Atlanta has the potential for 47,317 new houses a year, followed by Phoenix with 46,485 and Dallas with 33,997, Jeff Meli, Vincent Foley, Cedric Morris and Robert Tayon, analysts with Barclays, wrote in the study. Phoenix leads 16 metro areas examined for potential revenue with $4.45 billion in new home sales. It’s followed by Washington with $3.94 billion and San Diego with $3.31 billion.
“The reality is that housing is a region-by-region story,” Foley said in a telephone interview from New York. “And most of the big public homebuilders are reasonably positioned to benefit from an upturn because they’re in the right markets.”
The projection for revived home construction in Phoenix, which the Barclays analysts called “surprising,” is based on the city’s growing population and speedy absorption of distressed real estate, according to the report. Barclays gave no time frame for its sales forecasts, which will occur after the cities “clear themselves of distressed inventory and excess supply,” it said.

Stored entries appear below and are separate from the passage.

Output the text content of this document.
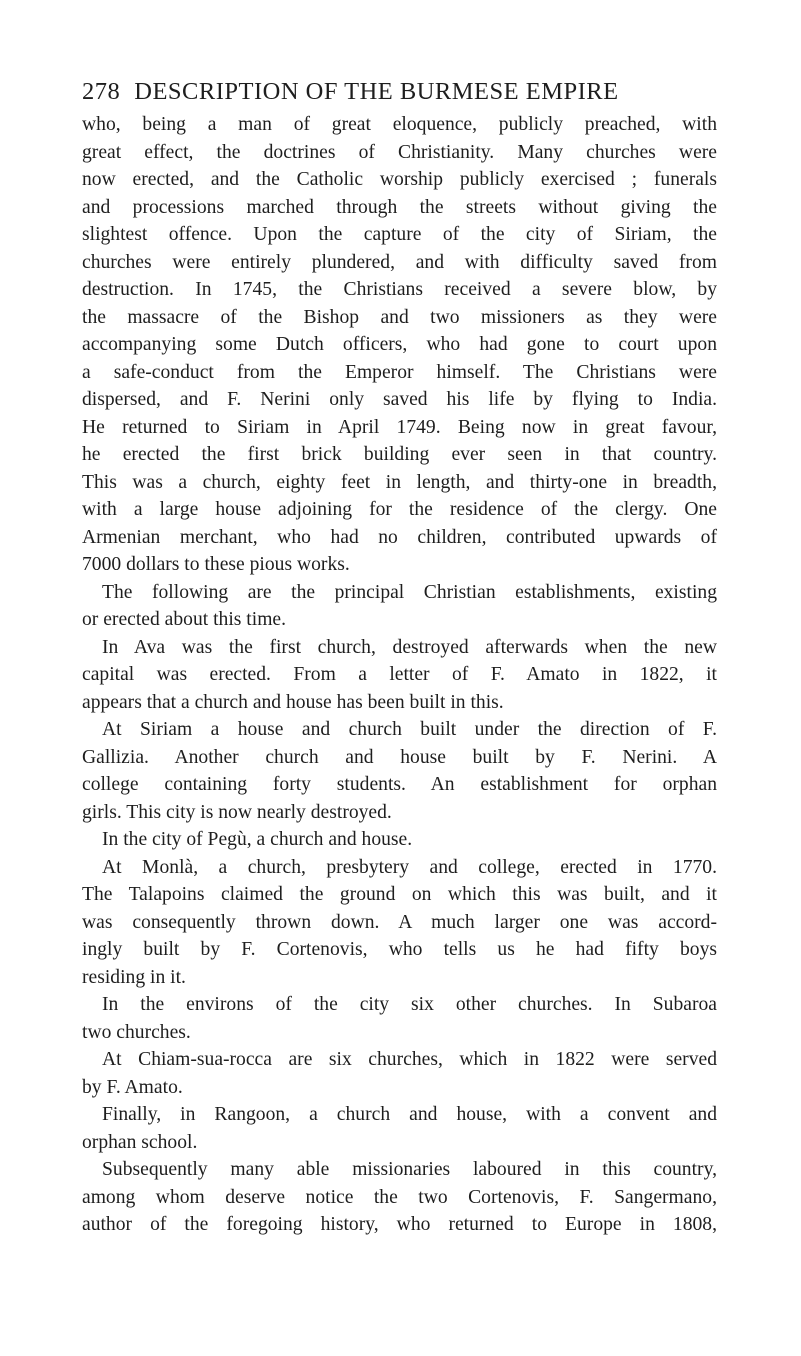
278 DESCRIPTION OF THE BURMESE EMPIRE

who, being a man of great eloquence, publicly preached, with
great effect, the doctrines of Christianity. Many churches were
now erected, and the Catholic worship publicly exercised ; funerals
and processions marched through the streets without giving the
slightest offence. Upon the capture of the city of Siriam, the
churches were entirely plundered, and with difficulty saved from
destruction. In 1745, the Christians received a severe blow, by
the massacre of the Bishop and two missioners as they were
accompanying some Dutch officers, who had gone to court upon
a safe-conduct from the Emperor himself. The Christians were
dispersed, and F. Nerini only saved his life by flying to India.
He returned to Siriam in April 1749. Being now in great favour,
he erected the first brick building ever seen in that country.
This was a church, eighty feet in length, and thirty-one in breadth,
with a large house adjoining for the residence of the clergy. One
Armenian merchant, who had no children, contributed upwards of
7000 dollars to these pious works.

The following are the principal Christian establishments, existing
or erected about this time.

In Ava was the first church, destroyed afterwards when the new
capital was erected. From a letter of F. Amato in 1822, it
appears that a church and house has been built in this.

At Siriam a house and church built under the direction of F.
Gallizia. Another church and house built by F. Nerini. A
college containing forty students. An establishment for orphan
girls. This city is now nearly destroyed.

In the city of Pegù, a church and house.

At Monlà, a church, presbytery and college, erected in 1770.
The Talapoins claimed the ground on which this was built, and it
was consequently thrown down. A much larger one was accord-
ingly built by F. Cortenovis, who tells us he had fifty boys
residing in it.

In the environs of the city six other churches. In Subaroa
two churches.

At Chiam-sua-rocca are six churches, which in 1822 were served
by F. Amato.

Finally, in Rangoon, a church and house, with a convent and
orphan school.

Subsequently many able missionaries laboured in this country,
among whom deserve notice the two Cortenovis, F. Sangermano,
author of the foregoing history, who returned to Europe in 1808,
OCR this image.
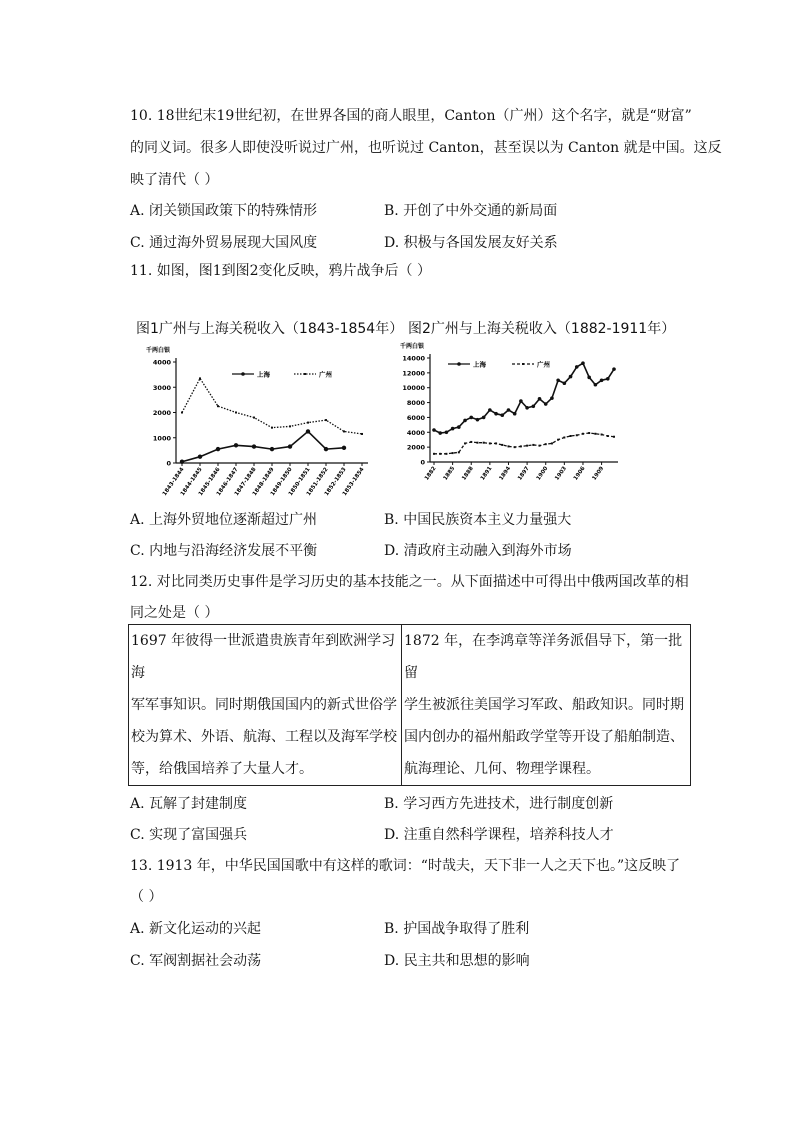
10. 18世纪末19世纪初，在世界各国的商人眼里，Canton（广州）这个名字，就是“财富”
的同义词。很多人即使没听说过广州，也听说过 Canton，甚至误以为 Canton 就是中国。这反
映了清代（ ）
A. 闭关锁国政策下的特殊情形	B. 开创了中外交通的新局面
C. 通过海外贸易展现大国风度	D. 积极与各国发展友好关系
11. 如图，图1到图2变化反映，鸦片战争后（ ）
图1广州与上海关税收入（1843-1854年） 图2广州与上海关税收入（1882-1911年）
千两白银
0
1000
2000
3000
4000
1843-1844
1844-1845
1845-1846
1846-1847
1847-1848
1848-1849
1849-1850
1850-1851
1851-1852
1852-1853
1853-1854
上海	广州
千两白银
0
2000
4000
6000
8000
10000
12000
14000
1882 1885 1888 1891 1894 1897 1900 1903 1906 1909
上海	广州
A. 上海外贸地位逐渐超过广州	B. 中国民族资本主义力量强大
C. 内地与沿海经济发展不平衡	D. 清政府主动融入到海外市场
12. 对比同类历史事件是学习历史的基本技能之一。从下面描述中可得出中俄两国改革的相
同之处是（ ）
1697 年彼得一世派遣贵族青年到欧洲学习海
军军事知识。同时期俄国国内的新式世俗学
校为算术、外语、航海、工程以及海军学校
等，给俄国培养了大量人才。

1872 年，在李鸿章等洋务派倡导下，第一批留
学生被派往美国学习军政、船政知识。同时期
国内创办的福州船政学堂等开设了船舶制造、
航海理论、几何、物理学课程。
A. 瓦解了封建制度	B. 学习西方先进技术，进行制度创新
C. 实现了富国强兵	D. 注重自然科学课程，培养科技人才
13. 1913 年，中华民国国歌中有这样的歌词：“时哉夫，天下非一人之天下也。”这反映了
（ ）
A. 新文化运动的兴起	B. 护国战争取得了胜利
C. 军阀割据社会动荡	D. 民主共和思想的影响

“Regions that have pushed foreclosures through the pipeline quickly should see demand for new homes earlier than those that have allowed their backlog to grow,” Meli, Foley, Morris and Tayon wrote.
Phoenix-area home prices are 56 percent below the June 2006 peak, according to the S&P/Case-Shiller index, compared with a 32 percent decline for the 20 cities tracked by the index. The Phoenix metropolitan area had the second-highest rate of foreclosure filings in the first six months of this year, behind Las Vegas, with one in 28 households receiving a notice compared with a national average of one per 111 homes, RealtyTrac Inc. reported July 28.
“After falling to a low of 1.1 percent in 2009, population is expected to grow 2.6 percent annually in Phoenix for the next five years,” according to the Barclays report. “Such renewed inflows should support demand for new homes, leading to a recovery in several of the top 15 largest builders that have a presence in the region.”
Meritage Homes Corp. (MTH), a Scottsdale, Arizona-based builder, has about 53 percent of its home sales in markets with the best outlook, the most of any company, Barclays reported. It’s followed by PulteGroup Inc. with 39 percent, D.R. Horton Inc. and MDC Holdings Inc. (MDC) with 32 percent each, and KB Home (KBH) with 31 percent.
Homebuilders with the smallest share in the best markets are M/I Homes Homes Inc. with 8 percent, Beazer Homes USA Inc. (BZH) with 18 percent, Ryland Group Inc. (RYL) and Toll Brothers Inc. (TOL) with 19 percent each, and Hovnanian Enterprises Inc. (HOV) with 23 percent, according to Barclays.
The 12-member Standard & Poor’s Supercomposite Homebuilding Index has fallen 26 percent this year.
“While improved operating performance may take several quarters to materialize, the recent selloff provides a potential entry point for some of the long risk recommendations that follow from our analysis,” the Barclays analysts said.